When my parents approached me with the idea of moving to New Zealand, I hardly thought they were serious. They had mentioned moving to exotic countries before, and I thought that their words held as much substance as a poorly written romance novel. Not this time. A few months after the initial idea, I found myself in an airport in the foreign country. This is the first time I experienced the bungee jumping principle: Trust your safety equipment, and let yourself embrace the fall. I stood in a country that I did not call my home. I did not know common practices or customs. Despite all my fears, I knew I had my family, my faith, and my belief in myself. These acted my safety equipment. I plummeted into the unknown, but I trusted in what constantly kept me safe.
Because I did not attend school in New Zealand, it would have been easy to float through the five months completing nothing. However, I always have always possessed a craving for knowledge, so I nurtured my mind. My family visited as many historical monuments and museums as we could find. These scholastic experiences were interesting, but nothing compared to the deeper education I gained. I had to learn how to interact with people whose value system differed from my own. My comfort zone was so distant that I knew I could not run there whenever I wanted. I had to stare my insecurities and fears straight in the eye. My education was far from traditional, but I learned more in those five months than I would have learned in an entire year safe at home.
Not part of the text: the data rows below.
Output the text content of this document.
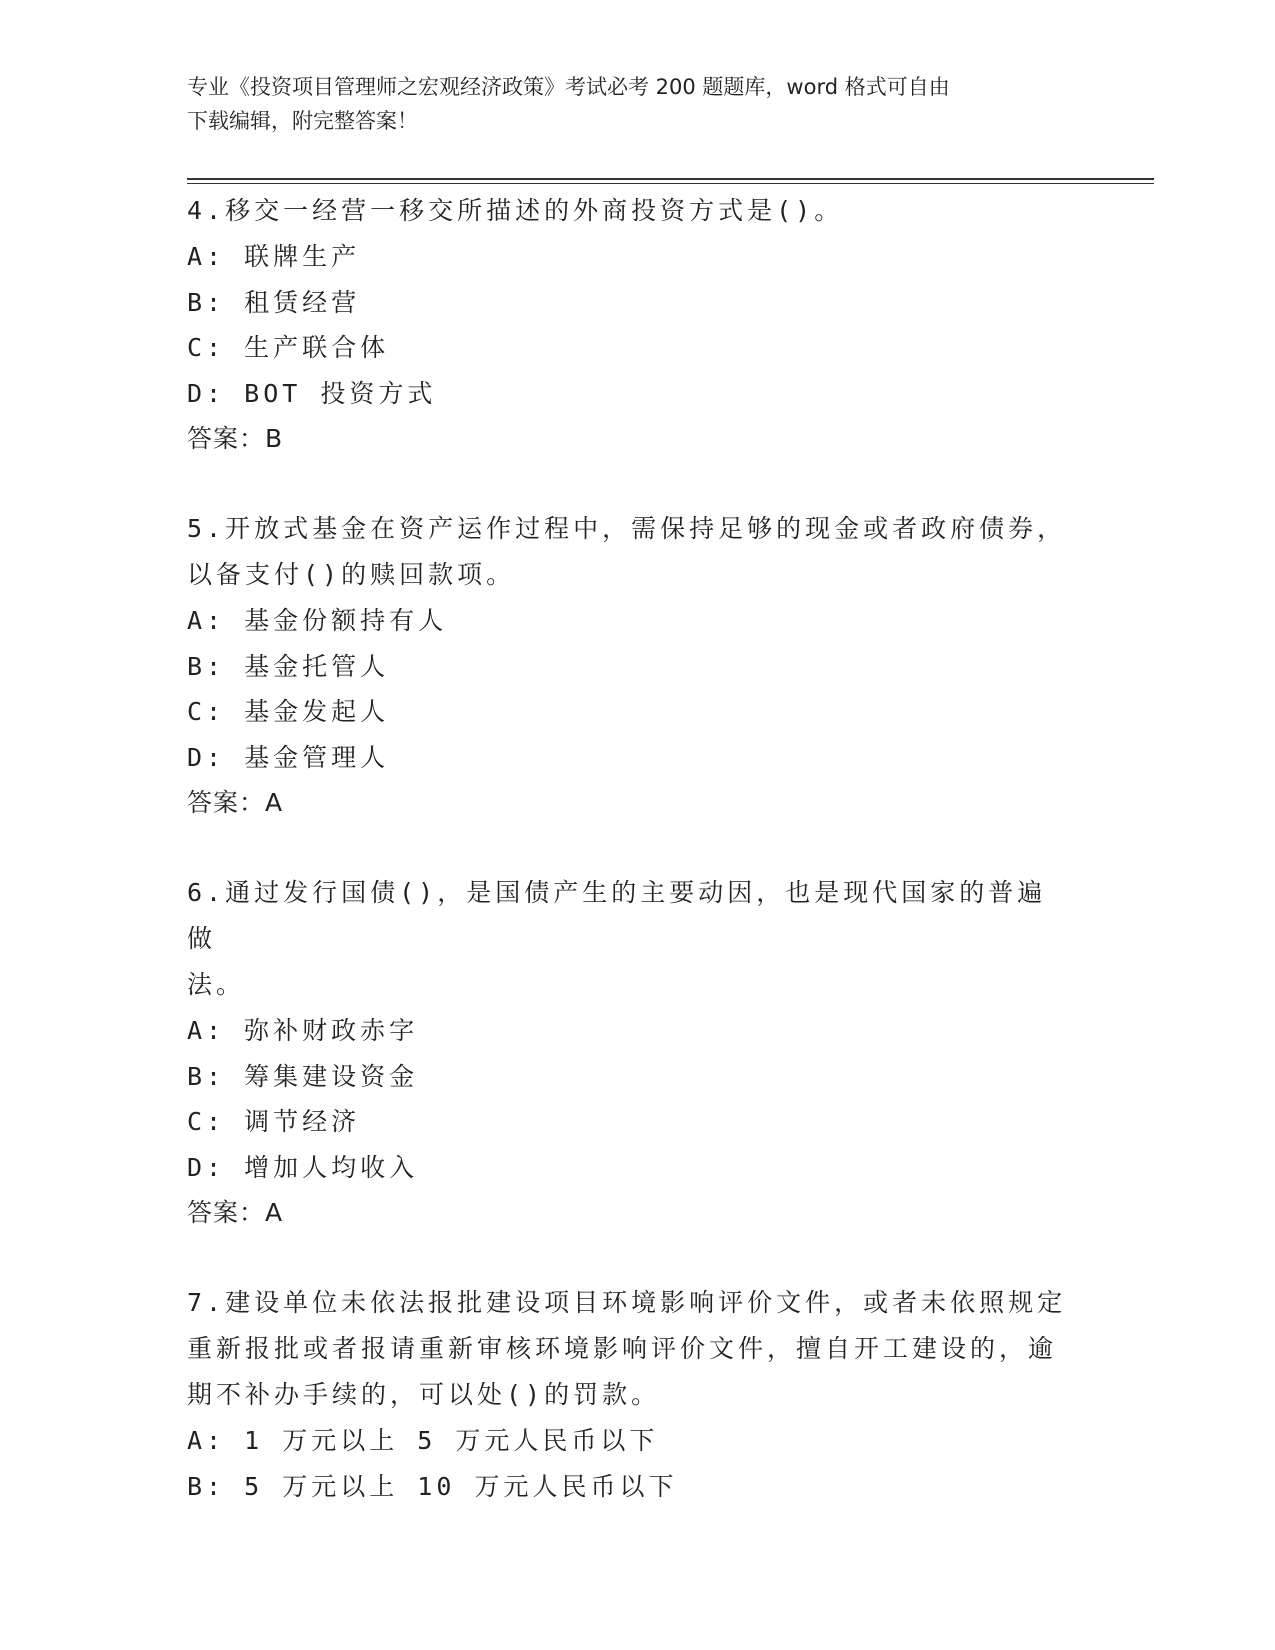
专业《投资项目管理师之宏观经济政策》考试必考 200 题题库，word 格式可自由
下载编辑，附完整答案！

4.移交一经营一移交所描述的外商投资方式是()。

A: 联牌生产

B: 租赁经营

C: 生产联合体

D: BOT 投资方式

答案：B

5.开放式基金在资产运作过程中，需保持足够的现金或者政府债券，

以备支付()的赎回款项。

A: 基金份额持有人

B: 基金托管人

C: 基金发起人

D: 基金管理人

答案：A

6.通过发行国债()，是国债产生的主要动因，也是现代国家的普遍做

法。

A: 弥补财政赤字

B: 筹集建设资金

C: 调节经济

D: 增加人均收入

答案：A

7.建设单位未依法报批建设项目环境影响评价文件，或者未依照规定

重新报批或者报请重新审核环境影响评价文件，擅自开工建设的，逾

期不补办手续的，可以处()的罚款。

A: 1 万元以上 5 万元人民币以下

B: 5 万元以上 10 万元人民币以下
As I fall from the Auckland Bridge, connected to the safe ledge with only a bungee cord, a smile spreads across my wind-plastered face. My heart seems to try to escape from my chest, not from fear, but elation. I know that if I had not jumped, I would have been completely safe. I had chosen to jump anyway. I had learned from my time in New Zealand the truth and application behind the profound statement attributed to William Shedd: “A ship in the harbor is safe, but that is not what ships are built for.”